Similarly, it must be noted that mere functionality of the goods does not make it satisfactory. In the case of Rogers v Parish (Scarborough) Ltd (1987), the court held that even though the faulty car could still be driven, there was a breach of Section 14(2).
However, there is an exception to Section 14(2). Section 14(2C) states that the buyer cannot sue for implied terms if defects were drawn to the buyer’s attention before the contract was made, or if the buyer examined the goods before the contract and that examination ought to have revealed the defects. The buyer is however, not actually obliged to examine the goods. In this case, it is not stated if Mary had checked the bracelets before her purchase. In the unlikely case where she had checked the bracelets, but did not manage to see the defects that a reasonable person should have spotted, then Mary would not be able to ask for a refund from David.
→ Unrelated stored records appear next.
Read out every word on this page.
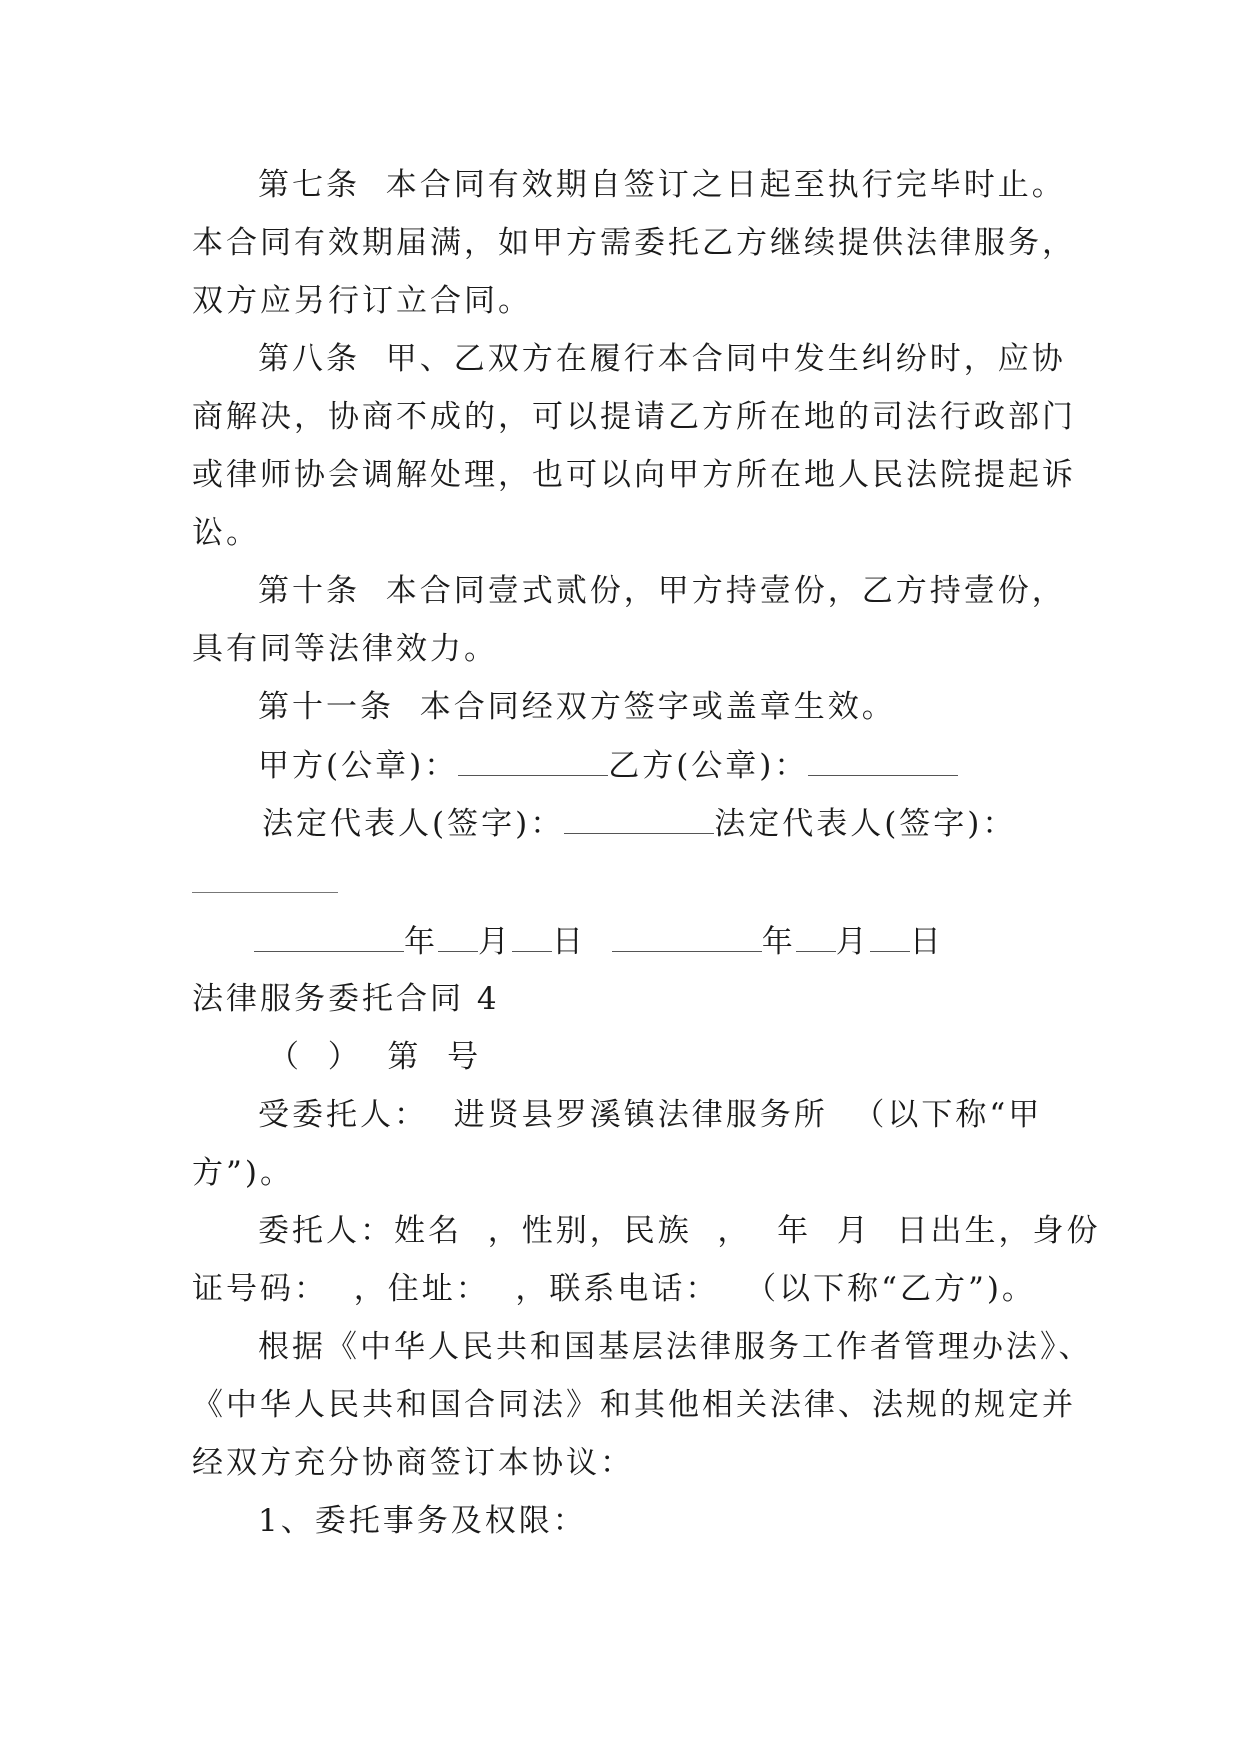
第七条  本合同有效期自签订之日起至执行完毕时止。
本合同有效期届满，如甲方需委托乙方继续提供法律服务，
双方应另行订立合同。
第八条  甲、乙双方在履行本合同中发生纠纷时，应协
商解决，协商不成的，可以提请乙方所在地的司法行政部门
或律师协会调解处理，也可以向甲方所在地人民法院提起诉
讼。
第十条  本合同壹式贰份，甲方持壹份，乙方持壹份，
具有同等法律效力。
第十一条  本合同经双方签字或盖章生效。
甲方(公章)：	乙方(公章)：
法定代表人(签字)：	法定代表人(签字)：
年 月 日	年 月 日
法律服务委托合同 4
（  ）  第  号
受委托人：  进贤县罗溪镇法律服务所  （以下称“甲
方”)。
委托人：姓名  ，性别，民族  ，  年  月  日出生，身份
证号码：  ，住址：  ，联系电话：  （以下称“乙方”)。
根据《中华人民共和国基层法律服务工作者管理办法》、
《中华人民共和国合同法》和其他相关法律、法规的规定并
经双方充分协商签订本协议：
1、委托事务及权限：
Even if David uses Section 14(2C) as a defence, Section 14(3) provides that goods sold must be reasonably fit for a purpose that the buyer expressly or by implication makes known.
In the case of Grant v Australian Knitting Mills Ltd (1936), the court held that there was a breach of Section 14(2) and Section 14(3) even though the buyer did not explicitly state the purpose for buying the goods. The purpose was implied that underpants should be safe for wearing.
In this scenario, it is an implied purpose that the bracelet is meant to be worn and hence should be able to withstand the activity.
However, if Mary needs the bracelet for purpose that is not obvious, then she would need to make it known to the David.
In the case of Griffiths v Peter Conway Ltd (1936), the court held that since the buyer did not inform the seller of his special needs and since the coat was otherwise reasonably fit for normal persons, section 14(3) was not breached.
Hence, if Mary were to wear the bracelet for vigorous activity, she has to inform David so that he knows that the bracelets to be sold to her should not be made of materials that are too fragile. Otherwise Section 14(3) might not be breached.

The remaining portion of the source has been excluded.